For you I will be that sainted figure of a man,
If you will but accept him with all his equal quirks and perversions,
As I will, in turn, accept the base bitch in you,
The one who, through necessity, spurs the basest need in me.

For, are we both not but the conglomerate parts
Of our most extreme opposites;
Bitch from hell, base bastard from beyond?
And such is only half the tale!

But I would accept the sainted figure of you too,
Long after the pots have been steaming till all is boiled,
And your southern temperament has finally cooled.

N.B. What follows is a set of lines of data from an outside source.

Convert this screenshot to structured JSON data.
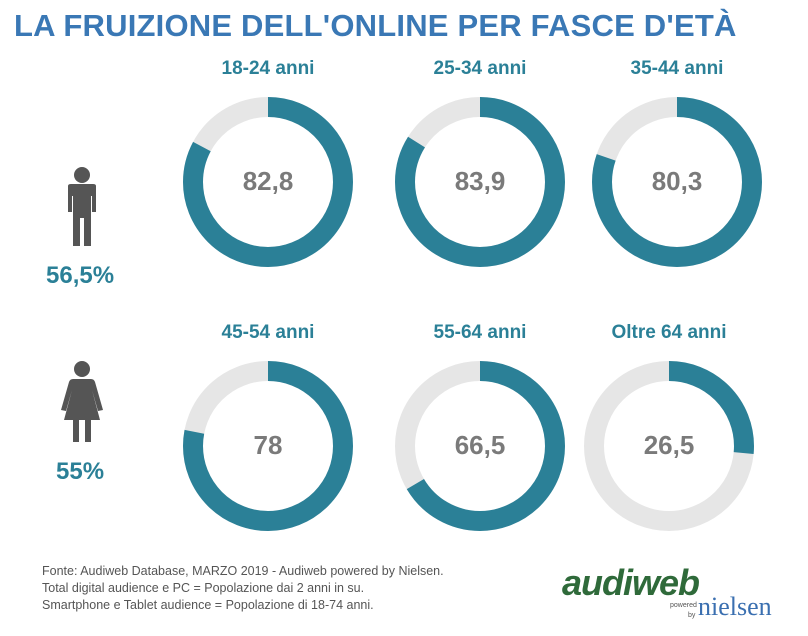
{
  "title": "LA FRUIZIONE DELL'ONLINE PER FASCE D'ETÀ",
  "colors": {
    "accent": "#2b8097",
    "track": "#e6e6e6",
    "title": "#3a78b5",
    "value_text": "#7a7a7a",
    "figure": "#555555"
  },
  "gender": {
    "male": {
      "icon": "male-icon",
      "percent": "56,5%"
    },
    "female": {
      "icon": "female-icon",
      "percent": "55%"
    }
  },
  "chart_data": {
    "type": "donut",
    "unit": "%",
    "categories": [
      "18-24 anni",
      "25-34 anni",
      "35-44 anni",
      "45-54 anni",
      "55-64 anni",
      "Oltre 64 anni"
    ],
    "values": [
      82.8,
      83.9,
      80.3,
      78,
      66.5,
      26.5
    ],
    "value_labels": [
      "82,8",
      "83,9",
      "80,3",
      "78",
      "66,5",
      "26,5"
    ]
  },
  "footnote": {
    "line1": "Fonte: Audiweb Database, MARZO 2019 - Audiweb powered by Nielsen.",
    "line2": "Total digital audience e PC = Popolazione dai 2 anni in su.",
    "line3": "Smartphone e Tablet audience = Popolazione di 18-74 anni."
  },
  "logo": {
    "brand": "audiweb",
    "powered": "powered",
    "by": "by",
    "partner": "nielsen"
  }
}
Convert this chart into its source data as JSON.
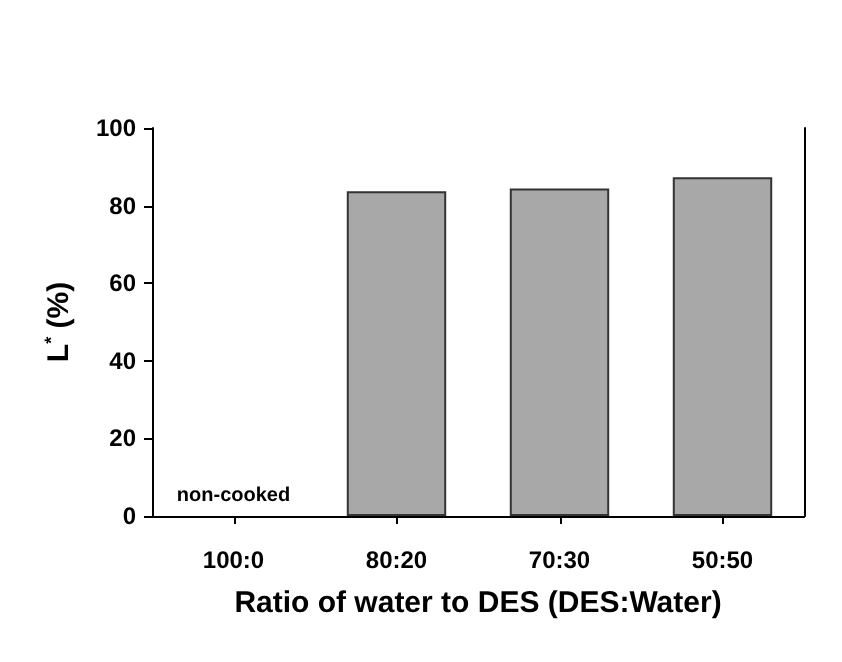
{
  "chart_data": {
    "type": "bar",
    "xlabel": "Ratio of water to DES (DES:Water)",
    "ylabel": "L$^{*}$ (%)",
    "categories": [
      "100:0",
      "80:20",
      "70:30",
      "50:50"
    ],
    "values": [
      null,
      83.7,
      84.4,
      87.3
    ],
    "color": "#a8a8a8",
    "ylim": [
      0,
      100
    ],
    "yticks": [
      0,
      20,
      40,
      60,
      80,
      100
    ],
    "grid": false,
    "annotations": [
      "non-cooked"
    ]
  }
}
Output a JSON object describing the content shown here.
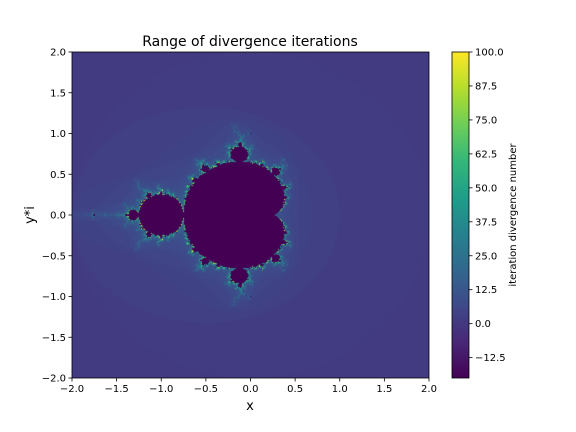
{
  "chart_data": {
    "type": "heatmap",
    "title": "Range of divergence iterations",
    "xlabel": "x",
    "ylabel": "y*i",
    "xlim": [
      -2.0,
      2.0
    ],
    "ylim": [
      -2.0,
      2.0
    ],
    "x_ticks": [
      -2.0,
      -1.5,
      -1.0,
      -0.5,
      0.0,
      0.5,
      1.0,
      1.5,
      2.0
    ],
    "y_ticks": [
      -2.0,
      -1.5,
      -1.0,
      -0.5,
      0.0,
      0.5,
      1.0,
      1.5,
      2.0
    ],
    "x_tick_labels": [
      "−2.0",
      "−1.5",
      "−1.0",
      "−0.5",
      "0.0",
      "0.5",
      "1.0",
      "1.5",
      "2.0"
    ],
    "y_tick_labels": [
      "−2.0",
      "−1.5",
      "−1.0",
      "−0.5",
      "0.0",
      "0.5",
      "1.0",
      "1.5",
      "2.0"
    ],
    "colormap": "viridis",
    "colorbar": {
      "label": "iteration divergence number",
      "range": [
        -20,
        100
      ],
      "ticks": [
        -12.5,
        0.0,
        12.5,
        25.0,
        37.5,
        50.0,
        62.5,
        75.0,
        87.5,
        100.0
      ],
      "tick_labels": [
        "−12.5",
        "0.0",
        "12.5",
        "25.0",
        "37.5",
        "50.0",
        "62.5",
        "75.0",
        "87.5",
        "100.0"
      ]
    },
    "field": {
      "kind": "mandelbrot escape-time",
      "max_iterations": 100,
      "inside_set_value": -20
    },
    "grid": false
  },
  "colors": {
    "viridis_stops": [
      "#440154",
      "#482878",
      "#3e4989",
      "#31688e",
      "#26828e",
      "#1f9e89",
      "#35b779",
      "#6ece58",
      "#b5de2b",
      "#fde725"
    ]
  }
}
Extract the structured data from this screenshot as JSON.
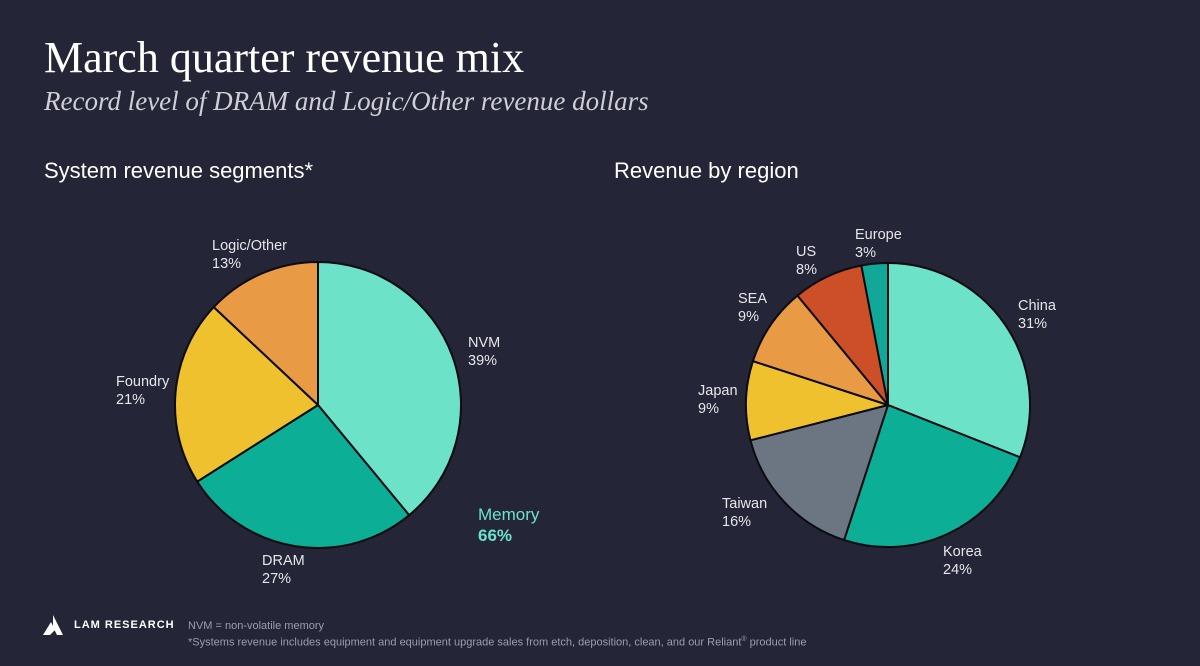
{
  "header": {
    "title": "March quarter revenue mix",
    "subtitle": "Record level of DRAM and Logic/Other revenue dollars"
  },
  "memory_callout": {
    "label": "Memory",
    "value": "66%"
  },
  "brand": {
    "name": "LAM RESEARCH"
  },
  "footnotes": {
    "line1": "NVM = non-volatile memory",
    "line2_prefix": "*Systems revenue includes equipment and equipment upgrade sales from etch, deposition, clean, and our Reliant",
    "line2_sup": "®",
    "line2_suffix": " product line"
  },
  "colors": {
    "background": "#242536",
    "mint": "#6ce3c9",
    "teal": "#0caf96",
    "yellow": "#f0c12f",
    "orange": "#e89a45",
    "red_orange": "#cd4f28",
    "slate": "#6b7682",
    "dark_teal": "#11a899"
  },
  "chart_data": [
    {
      "type": "pie",
      "title": "System revenue segments*",
      "slices": [
        {
          "name": "NVM",
          "value": 39,
          "label": "39%",
          "color": "#6ce3c9"
        },
        {
          "name": "DRAM",
          "value": 27,
          "label": "27%",
          "color": "#0caf96"
        },
        {
          "name": "Foundry",
          "value": 21,
          "label": "21%",
          "color": "#f0c12f"
        },
        {
          "name": "Logic/Other",
          "value": 13,
          "label": "13%",
          "color": "#e89a45"
        }
      ]
    },
    {
      "type": "pie",
      "title": "Revenue by region",
      "slices": [
        {
          "name": "China",
          "value": 31,
          "label": "31%",
          "color": "#6ce3c9"
        },
        {
          "name": "Korea",
          "value": 24,
          "label": "24%",
          "color": "#0caf96"
        },
        {
          "name": "Taiwan",
          "value": 16,
          "label": "16%",
          "color": "#6b7682"
        },
        {
          "name": "Japan",
          "value": 9,
          "label": "9%",
          "color": "#f0c12f"
        },
        {
          "name": "SEA",
          "value": 9,
          "label": "9%",
          "color": "#e89a45"
        },
        {
          "name": "US",
          "value": 8,
          "label": "8%",
          "color": "#cd4f28"
        },
        {
          "name": "Europe",
          "value": 3,
          "label": "3%",
          "color": "#11a899"
        }
      ]
    }
  ]
}
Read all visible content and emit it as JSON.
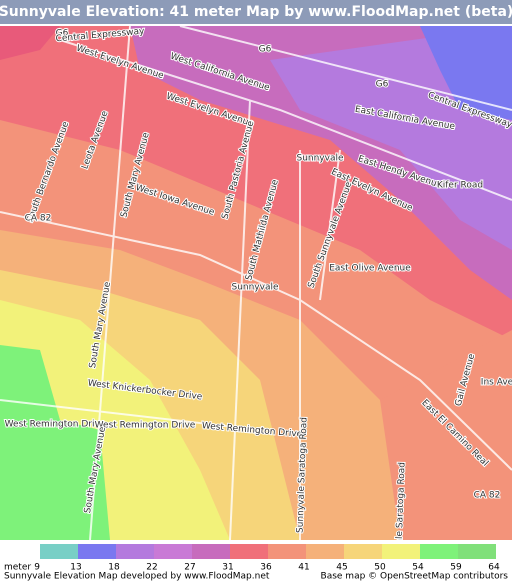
{
  "header": {
    "title": "Sunnyvale Elevation: 41 meter Map by www.FloodMap.net (beta)"
  },
  "map": {
    "labels": [
      "G6",
      "Central Expressway",
      "West Evelyn Avenue",
      "West California Avenue",
      "G6",
      "G6",
      "West Evelyn Avenue",
      "East California Avenue",
      "Central Expressway",
      "Sunnyvale",
      "East Hendy Avenue",
      "Kifer Road",
      "East Evelyn Avenue",
      "South Bernardo Avenue",
      "Leota Avenue",
      "South Mary Avenue",
      "South Pastoria Avenue",
      "West Iowa Avenue",
      "South Mathilda Avenue",
      "South Sunnyvale Avenue",
      "CA 82",
      "East Olive Avenue",
      "Sunnyvale",
      "South Mary Avenue",
      "West Knickerbocker Drive",
      "West Remington Drive",
      "West Remington Drive",
      "West Remington Drive",
      "Gail Avenue",
      "Ins Ave",
      "East El Camino Real",
      "Sunnyvale Saratoga Road",
      "South Mary Avenue",
      "CA 82",
      "Sunnyvale Saratoga Road"
    ]
  },
  "legend": {
    "unit": "meter",
    "values": [
      "9",
      "13",
      "18",
      "22",
      "27",
      "31",
      "36",
      "41",
      "45",
      "50",
      "54",
      "59",
      "64"
    ],
    "colors": [
      "#78cfc6",
      "#7a78f0",
      "#b47ade",
      "#c97ad6",
      "#c76cbd",
      "#f0707a",
      "#f3937a",
      "#f5b17a",
      "#f6d57a",
      "#f2f27a",
      "#7ef27a",
      "#80e07a"
    ]
  },
  "footer": {
    "left": "Sunnyvale Elevation Map developed by www.FloodMap.net",
    "right": "Base map © OpenStreetMap contributors"
  }
}
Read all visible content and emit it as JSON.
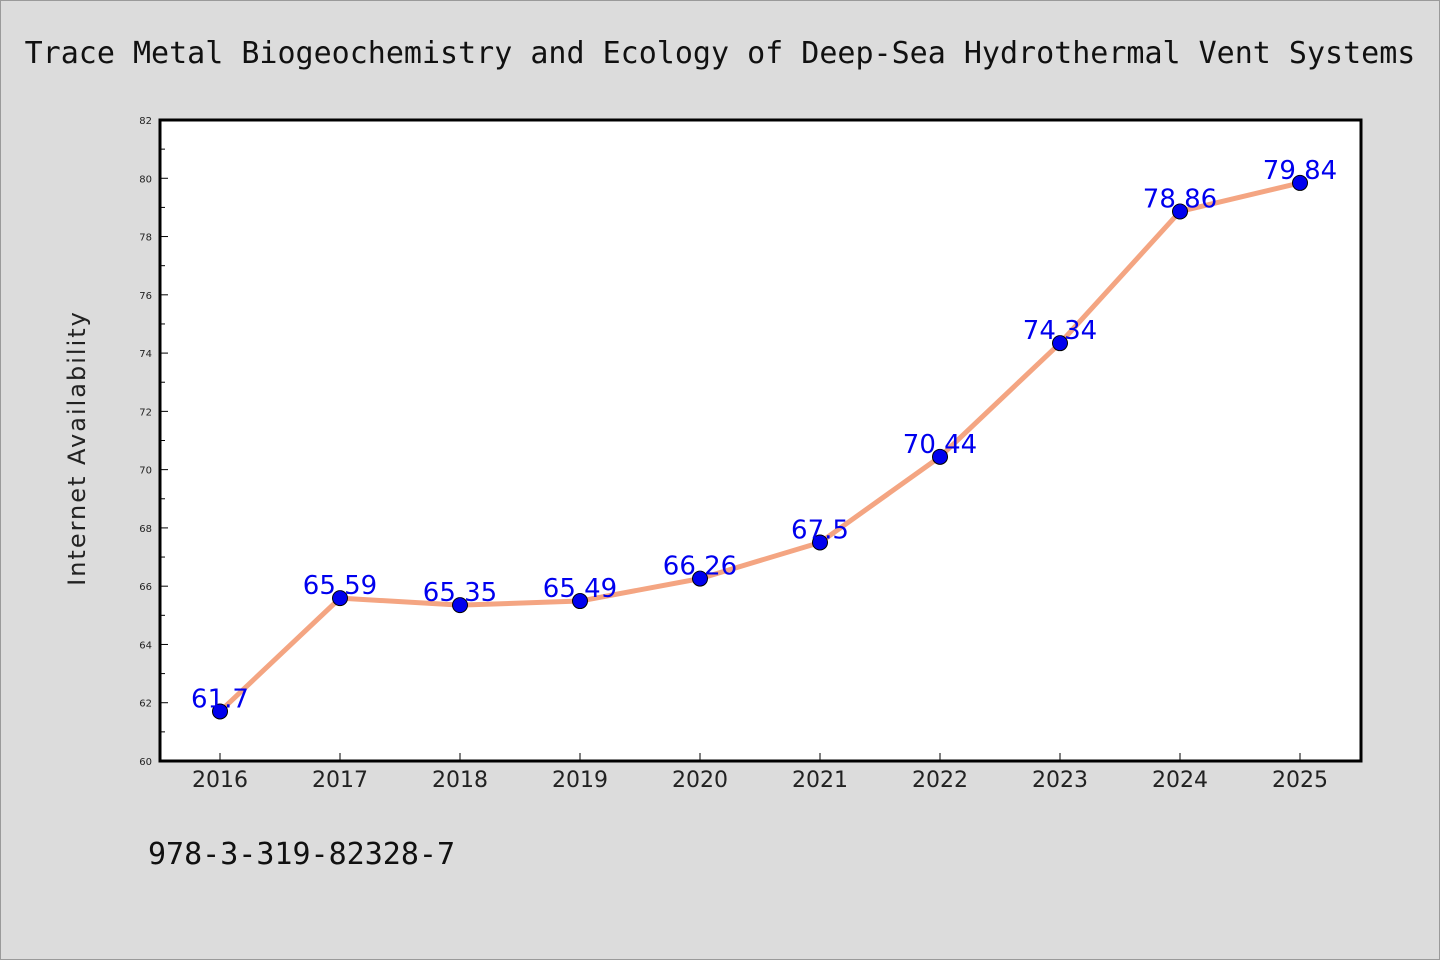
{
  "chart_data": {
    "type": "line",
    "title": "Trace Metal Biogeochemistry and Ecology of Deep-Sea Hydrothermal Vent Systems",
    "xlabel": "",
    "ylabel": "Internet Availability",
    "categories": [
      "2016",
      "2017",
      "2018",
      "2019",
      "2020",
      "2021",
      "2022",
      "2023",
      "2024",
      "2025"
    ],
    "values": [
      61.7,
      65.59,
      65.35,
      65.49,
      66.26,
      67.5,
      70.44,
      74.34,
      78.86,
      79.84
    ],
    "data_labels": [
      "61.7",
      "65.59",
      "65.35",
      "65.49",
      "66.26",
      "67.5",
      "70.44",
      "74.34",
      "78.86",
      "79.84"
    ],
    "ylim": [
      60,
      82
    ],
    "yticks": [
      60,
      62,
      64,
      66,
      68,
      70,
      72,
      74,
      76,
      78,
      80,
      82
    ],
    "grid": false,
    "legend": "none",
    "colors": {
      "line": "#f4a582",
      "marker": "#0000ee",
      "data_label": "#0000ee",
      "background": "#dcdcdc",
      "plot_background": "#ffffff"
    }
  },
  "footer": {
    "isbn": "978-3-319-82328-7"
  }
}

O woman, diabolical. You are why I read Baudelaire,
For only Shakespeare, and he, seem to have your proper contours
Measured and set in unholy printed atrocity.

My Dark Lady

On n’a plus rien, tout dépensé,
Quand le désir est assouvi sans satisfaire.
Lady Macbeth – Shakespeare

Pour Laura

Pour vous, je serai cette sainte figure d’homme,
Si vous voulez l’accepter avec toutes ses bizarreries et perversions égales,
En acceptant à mon tour la chienne qui est en vous,
Celle qui, par nécessité, suscite en moi le besoin le plus grave.

Car ne sommes-nous pas tous les deux des parties assemblées ?
De nos opposés les plus extrêmes ;
Salope de l’enfer, enfoiré aux portes de l’au-delà ?
Et ce n’est que la moitié du récit !

Mais je pourrais aussi accepter votre sainte silhouette,
Longtemps après que les pots aient chauffé jusqu’à ce que tout soit bouilli,
Et que votre tempérament méridional ait finalement refroidi.

Ô femme diabolique. Vous êtes la raison pour laquelle j’ai lu Baudelaire,
Car avec Shakespeare, ils ont pris la mesure de vos contours
Fixés en impression atroce et impie.


For Alessia

Exult the chorale to leaven the waking day,
Voices to rest the tired feet threading on human clay,
O we who daily labour duty bound to till the earth
With its incommensurable circumference, delivering
Sudden and unexpected birth, each harbouring
Like the solemn salt- lashed seaward pier,
Enduring the barbed turbulence of change,
Only to fulfil the octagon of possible further assault.

O we who both suffer mental and physical ill,
Then and only then till reason bows us,
So that we are forced to consider, and quite seriously,
Forgoing all further evidence of thrill,
When the auspicious word, vowel leaden, plump with
OE and elongated as limbs, further steels U


Pour Alessia

La chorale exulte au lever chaque matin,
Des voix pour reposer les pieds fatigués de l’argile humaine,
Ô nous qui travaillons tous les jours obligés de cultiver la terre
Avec sa circonférence incommensurable, livrant
Une naissance soudaine et inattendue, chacun abrité
Comme la solennelle jetée maritime,
Endurant la turbulence hérissée du changement,
Tout cela pour protéger l’octogone d’éventuels nouveaux assauts.

Ô nous qui souffrons tous les deux d’une maladie physique et psychique,
Ce n’est qu’à ce moment-là que la raison nous renverse,
Nous sommes alors obligés d’envisager, et très sérieusement,
De renoncer à la preuve de l’évidence.